The data set was compiled by Kaggle for their introductory data science competition, called Titanic: Machine Learning from Disaster. The goal of the competition is to build machine learning models that can predict if a passenger survives from their attributes.

We’ll use the conditional ploting technique to explore a small multiple, which shows the differences in age and gender distributions between passengers who survived, and those who didn’t by creating a pair of kernel density plots.

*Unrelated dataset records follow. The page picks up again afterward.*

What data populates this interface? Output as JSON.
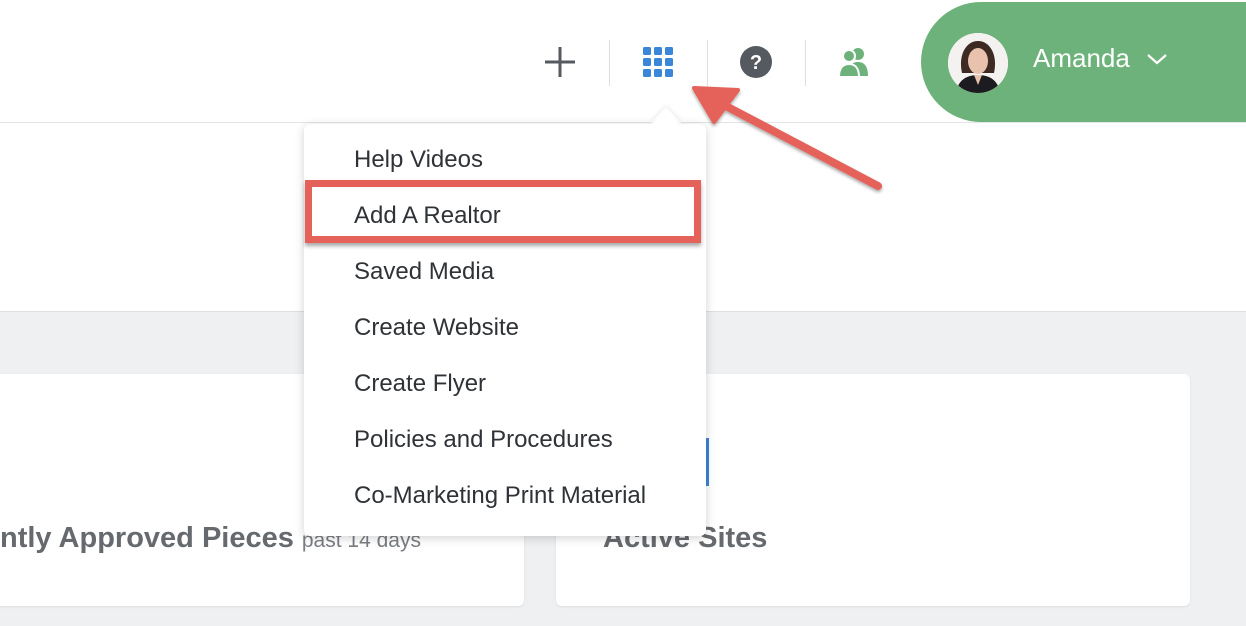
{
  "header": {
    "icons": {
      "add": "plus-icon",
      "apps": "grid-icon",
      "help": "question-icon",
      "team": "users-icon"
    },
    "colors": {
      "accent_blue": "#3a86d8",
      "green": "#6db27a",
      "icon_grey": "#555a60"
    }
  },
  "user": {
    "name": "Amanda",
    "avatar": "avatar-photo",
    "caret": "chevron-down-icon"
  },
  "menu": {
    "items": [
      "Help Videos",
      "Add A Realtor",
      "Saved Media",
      "Create Website",
      "Create Flyer",
      "Policies and Procedures",
      "Co-Marketing Print Material"
    ],
    "highlighted_index": 1,
    "highlight_color": "#e4625a"
  },
  "cards": {
    "left_title": "ntly Approved Pieces",
    "left_subtitle": "past 14 days",
    "right_title": "Active Sites"
  }
}
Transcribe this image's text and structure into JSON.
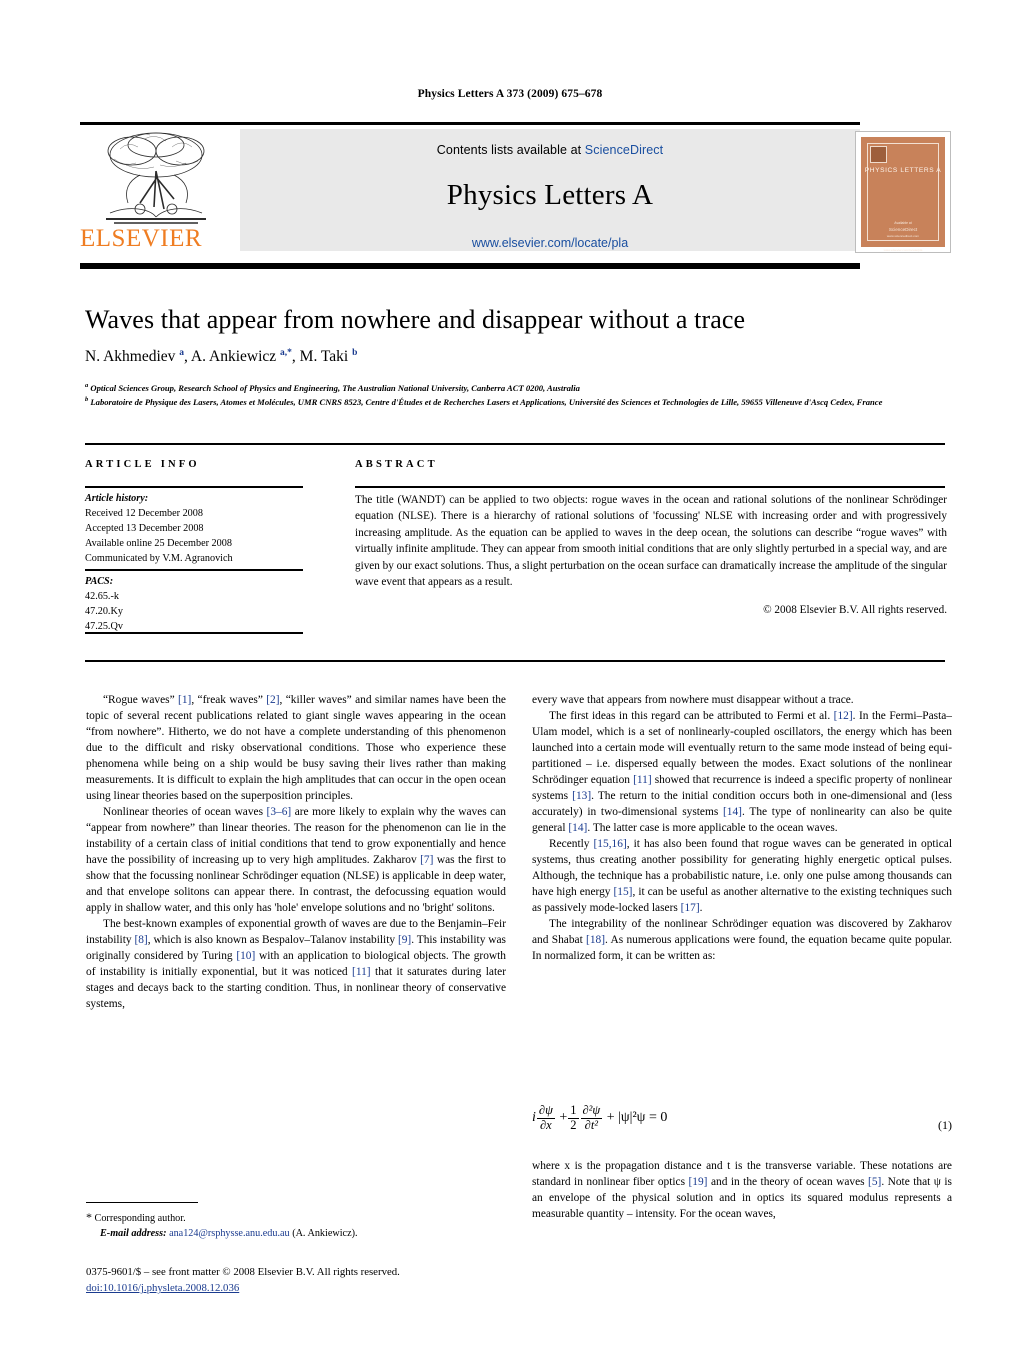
{
  "running_head": "Physics Letters A 373 (2009) 675–678",
  "banner": {
    "contents_prefix": "Contents lists available at ",
    "sciencedirect": "ScienceDirect",
    "journal_name": "Physics Letters A",
    "journal_url": "www.elsevier.com/locate/pla",
    "publisher_logo_text": "ELSEVIER",
    "cover": {
      "title": "PHYSICS LETTERS A",
      "line1": "Available at",
      "line2": "ScienceDirect",
      "line3": "www.sciencedirect.com",
      "line4": "www.elsevier.com/locate/pla"
    }
  },
  "article": {
    "title": "Waves that appear from nowhere and disappear without a trace",
    "authors_html": "N. Akhmediev <sup>a</sup>, A. Ankiewicz <sup>a,</sup><sup class=\"star\">*</sup>, M. Taki <sup>b</sup>",
    "affiliation_a": "Optical Sciences Group, Research School of Physics and Engineering, The Australian National University, Canberra ACT 0200, Australia",
    "affiliation_b": "Laboratoire de Physique des Lasers, Atomes et Molécules, UMR CNRS 8523, Centre d'Études et de Recherches Lasers et Applications, Université des Sciences et Technologies de Lille, 59655 Villeneuve d'Ascq Cedex, France"
  },
  "info": {
    "heading": "ARTICLE INFO",
    "history_label": "Article history:",
    "history": [
      "Received 12 December 2008",
      "Accepted 13 December 2008",
      "Available online 25 December 2008",
      "Communicated by V.M. Agranovich"
    ],
    "pacs_label": "PACS:",
    "pacs": [
      "42.65.-k",
      "47.20.Ky",
      "47.25.Qv"
    ]
  },
  "abstract": {
    "heading": "ABSTRACT",
    "text": "The title (WANDT) can be applied to two objects: rogue waves in the ocean and rational solutions of the nonlinear Schrödinger equation (NLSE). There is a hierarchy of rational solutions of 'focussing' NLSE with increasing order and with progressively increasing amplitude. As the equation can be applied to waves in the deep ocean, the solutions can describe “rogue waves” with virtually infinite amplitude. They can appear from smooth initial conditions that are only slightly perturbed in a special way, and are given by our exact solutions. Thus, a slight perturbation on the ocean surface can dramatically increase the amplitude of the singular wave event that appears as a result.",
    "copyright": "© 2008 Elsevier B.V. All rights reserved."
  },
  "body": {
    "left_paragraphs": [
      "“Rogue waves” [1], “freak waves” [2], “killer waves” and similar names have been the topic of several recent publications related to giant single waves appearing in the ocean “from nowhere”. Hitherto, we do not have a complete understanding of this phenomenon due to the difficult and risky observational conditions. Those who experience these phenomena while being on a ship would be busy saving their lives rather than making measurements. It is difficult to explain the high amplitudes that can occur in the open ocean using linear theories based on the superposition principles.",
      "Nonlinear theories of ocean waves [3–6] are more likely to explain why the waves can “appear from nowhere” than linear theories. The reason for the phenomenon can lie in the instability of a certain class of initial conditions that tend to grow exponentially and hence have the possibility of increasing up to very high amplitudes. Zakharov [7] was the first to show that the focussing nonlinear Schrödinger equation (NLSE) is applicable in deep water, and that envelope solitons can appear there. In contrast, the defocussing equation would apply in shallow water, and this only has 'hole' envelope solutions and no 'bright' solitons.",
      "The best-known examples of exponential growth of waves are due to the Benjamin–Feir instability [8], which is also known as Bespalov–Talanov instability [9]. This instability was originally considered by Turing [10] with an application to biological objects. The growth of instability is initially exponential, but it was noticed [11] that it saturates during later stages and decays back to the starting condition. Thus, in nonlinear theory of conservative systems,"
    ],
    "right_paragraphs": [
      "every wave that appears from nowhere must disappear without a trace.",
      "The first ideas in this regard can be attributed to Fermi et al. [12]. In the Fermi–Pasta–Ulam model, which is a set of nonlinearly-coupled oscillators, the energy which has been launched into a certain mode will eventually return to the same mode instead of being equi-partitioned – i.e. dispersed equally between the modes. Exact solutions of the nonlinear Schrödinger equation [11] showed that recurrence is indeed a specific property of nonlinear systems [13]. The return to the initial condition occurs both in one-dimensional and (less accurately) in two-dimensional systems [14]. The type of nonlinearity can also be quite general [14]. The latter case is more applicable to the ocean waves.",
      "Recently [15,16], it has also been found that rogue waves can be generated in optical systems, thus creating another possibility for generating highly energetic optical pulses. Although, the technique has a probabilistic nature, i.e. only one pulse among thousands can have high energy [15], it can be useful as another alternative to the existing techniques such as passively mode-locked lasers [17].",
      "The integrability of the nonlinear Schrödinger equation was discovered by Zakharov and Shabat [18]. As numerous applications were found, the equation became quite popular. In normalized form, it can be written as:"
    ],
    "after_equation": "where x is the propagation distance and t is the transverse variable. These notations are standard in nonlinear fiber optics [19] and in the theory of ocean waves [5]. Note that ψ is an envelope of the physical solution and in optics its squared modulus represents a measurable quantity – intensity. For the ocean waves,"
  },
  "equation": {
    "number": "(1)",
    "plain": "i ∂ψ/∂x + 1/2 ∂²ψ/∂t² + |ψ|²ψ = 0",
    "parts": {
      "i": "i",
      "num1": "∂ψ",
      "den1": "∂x",
      "plus1": "+",
      "num2": "1",
      "den2": "2",
      "num3": "∂²ψ",
      "den3": "∂t²",
      "plus2": "+",
      "tail": "|ψ|²ψ = 0"
    }
  },
  "footnote": {
    "star": "*",
    "corresponding": "Corresponding author.",
    "email_label": "E-mail address:",
    "email": "ana124@rsphysse.anu.edu.au",
    "email_owner": "(A. Ankiewicz)."
  },
  "footer": {
    "issn_line": "0375-9601/$ – see front matter © 2008 Elsevier B.V. All rights reserved.",
    "doi": "doi:10.1016/j.physleta.2008.12.036"
  },
  "colors": {
    "link_blue": "#1a4fa0",
    "ref_blue": "#1a3b8f",
    "elsevier_orange": "#ef7d22",
    "banner_grey": "#e9e9e9",
    "cover_orange": "#c8825a"
  }
}
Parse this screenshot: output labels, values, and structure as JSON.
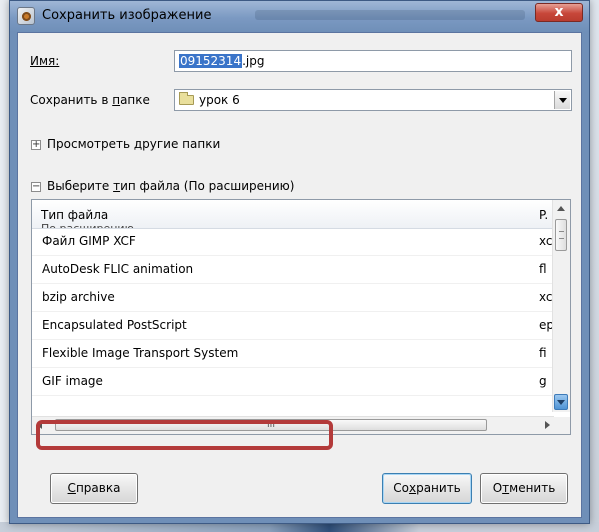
{
  "dialog": {
    "title": "Сохранить изображение",
    "close_label": "x"
  },
  "name_row": {
    "label": "Имя:",
    "value_selected": "09152314",
    "value_rest": ".jpg"
  },
  "folder_row": {
    "label_prefix": "Сохранить в ",
    "label_mnemonic": "п",
    "label_suffix": "апке",
    "value": "урок 6"
  },
  "browse_folders": {
    "expander": "+",
    "label": "Просмотреть другие папки"
  },
  "file_type": {
    "expander": "−",
    "label_prefix": "Выберите ",
    "label_mnemonic": "т",
    "label_suffix": "ип файла (По расширению)"
  },
  "file_list": {
    "col_type": "Тип файла",
    "col_ext": "P.",
    "partial_top_row": "По расширению",
    "rows": [
      {
        "name": "Файл GIMP XCF",
        "ext": "xc"
      },
      {
        "name": "AutoDesk FLIC animation",
        "ext": "fl"
      },
      {
        "name": "bzip archive",
        "ext": "xc"
      },
      {
        "name": "Encapsulated PostScript",
        "ext": "ep"
      },
      {
        "name": "Flexible Image Transport System",
        "ext": "fi"
      },
      {
        "name": "GIF image",
        "ext": "g"
      }
    ],
    "h_scroll_grip": "III"
  },
  "buttons": {
    "help_mnemonic": "С",
    "help_rest": "правка",
    "save_prefix": "Со",
    "save_mnemonic": "х",
    "save_suffix": "ранить",
    "cancel_prefix": "О",
    "cancel_mnemonic": "т",
    "cancel_suffix": "менить"
  },
  "colors": {
    "highlight": "#b33a3a",
    "selection": "#3a74c9"
  }
}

Here are descriptions for each of the columns in train.csv:

PassengerId – A numerical id assigned to each passenger.
Survived – Whether the passenger survived (1), or didn’t (0).
Pclass – The class the passenger was in.
Name – the name of the passenger.
Sex – The gender of the passenger – male or female.
Age – The age of the passenger. Fractional.
SibSp – The number of siblings and spouses the passenger had on board.
Parch – The number of parents and children the passenger had on board.
Ticket – The ticket number of the passenger.
Fare – How much the passenger paid for the ticket.
Cabin – Which cabin the passenger was in.
Embarked – Where the passenger boarded the Titanic.

import pandas as pd
import matplotlib.pyplot as plt
import seaborn as sns 

titanic = pd.read_csv('titanic/train.csv')
cols = ['Survived', 'Pclass', 'Sex', 'Age', 'SibSp', 'Parch', 'Fare', 'Embarked']
titanic = titanic[cols].dropna()
titanic

	Survived	Pclass	Sex	Age	SibSp	Parch	Fare	Embarked
0	0	3	male	22.0	1	0	7.2500	S
1	1	1	female	38.0	1	0	71.2833	C
2	1	3	female	26.0	0	0	7.9250	S
3	1	1	female	35.0	1	0	53.1000	S
4	0	3	male	35.0	0	0	8.0500	S
...	...	...	...	...	...	...	...	...
885	0	3	female	39.0	0	5	29.1250	Q
886	0	2	male	27.0	0	0	13.0000	S
887	1	1	female	19.0	0	0	30.0000	S
889	1	1	male	26.0	0	0	30.0000	C
890	0	3	male	32.0	0	0	7.7500	Q

712 rows × 8 columns

g = sns.FacetGrid(titanic, col="Survived", row="Pclass", hue='Sex', size=3)
g.map(sns.kdeplot, "Age", shade=True)
g.add_legend()
sns.despine(left=True, bottom=True)
plt.show()

png